3. Ülkemizdeki Türkiye Bina Deprem Yönetmeliği son depremlerden sonra yenilenmeli, binalarda en düşük beton sınıfı en az C30 olmalıdır. Çünkü kaliteli ve dayanıklı beton olmadan depremlerde servis ömrü süresince sağlam betonarme yapılması mümkün değildir. Deprem yönetmeliğine göre en az C25 olan beton sınıfı C30 olarak değiştirildiğinde beton dayanımı %20 artacaktır. Ancak betonun durabilitesi, yani çevresel ve kimyasal etkilere karşı dayanımdaki artışı çok daha fazladır. Bu değer sürdürülebilir, kaliteli ve dayanıklı yapı için çok önemlidir.
4. Betonarme yapılarda en düşük etriye çapı 10 mm olmalıdır. Son depremlerde çöken bazı yapılarda 6 mm etriyeler kullanılmıştır. Bu tür etriyeler daha büyük çaplı nervürsüz çeliklerin çekerek uzatılması ile imal edilmekte, ancak bu tür çeliklerin çekme deneylerinde çeliğin beklenen davranış sergilemediği anlaşılmaktadır.
5. Yüksek yapılar yönetmeliği çıkarılmalıdır. Yüksek yapı yönetmeliği Türkiye Bina Deprem Yönetmeliğine eklenebilir. Her ne kadar Türkiye Bina Deprem Yönetmeliği’nde Bina Yükseklik Sınıfları tanımlansa da yüksek yapı yönetmeliği önemlidir. Çünkü yeni yapılan yapılar çok yüksek olarak yapılabilmektedir. Bu tür yapıların özellikle depremlerde davranışı normal katlı yapılardan çok daha önemlidir. Özellikle yapı boyunun planda yapı kesitine oranı yüksek olan narin ve ince kule tipi yapıların zemine sağlam olarak oturması çok önemlidir. Bunun için yapı yüksekliğine göre yeterli temel derinliği olmalıdır.

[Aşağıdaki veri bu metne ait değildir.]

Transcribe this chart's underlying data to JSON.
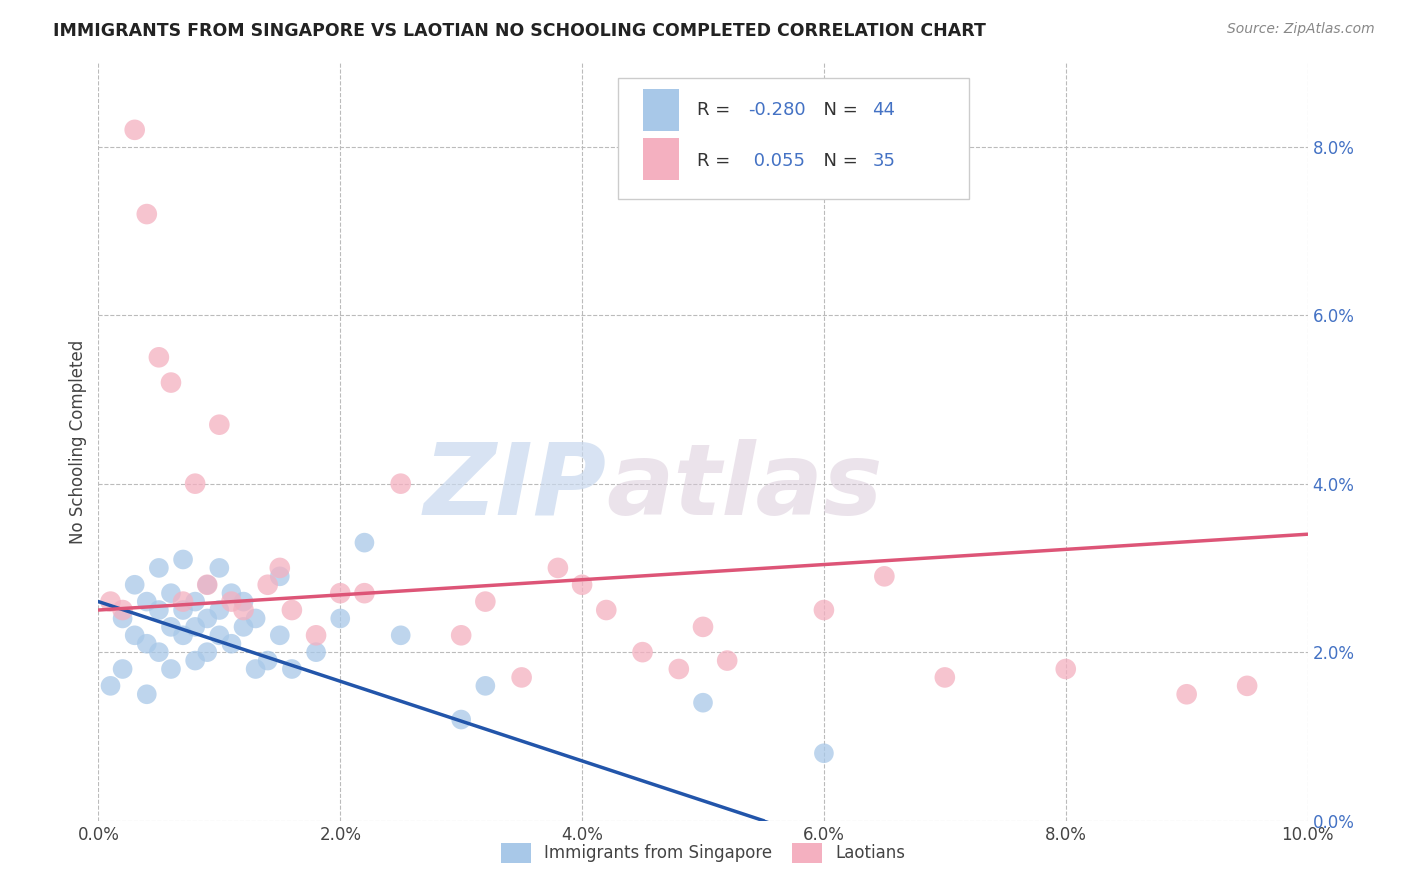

6. Yapı denetim sistemi yenilenmeli, sistem daha etkin çalışarak yapı güvenliği sağlamalıdır.
7. Çok katlı yapılar taşıma kapasitesi düşük olan, sıvılaşma potansiyeli olan zeminlere yapılmamalıdır.
8. Yapılarda sonradan kullanım değişikliği yapılmamalıdır. Örneğin balkonların kapatılarak oda olarak kullanılması veya duvarların yıkılması gibi. Eğer değişiklik yapılacaksa öncelikle tadilatlarla ilgili izin alınmalı, tadilatları yapılmalı, onaylanmalı ve mühendislik uygulanmalıdır. Yapılarda en küçük değişiklikler dahi izin alınmadan uygulanmamalıdır.
9. Betonarme yapıların perde, kolon, kiriş, döşeme, temel taşıyıcı sistem elemanları asla kesilmemeli, korunmalıdır.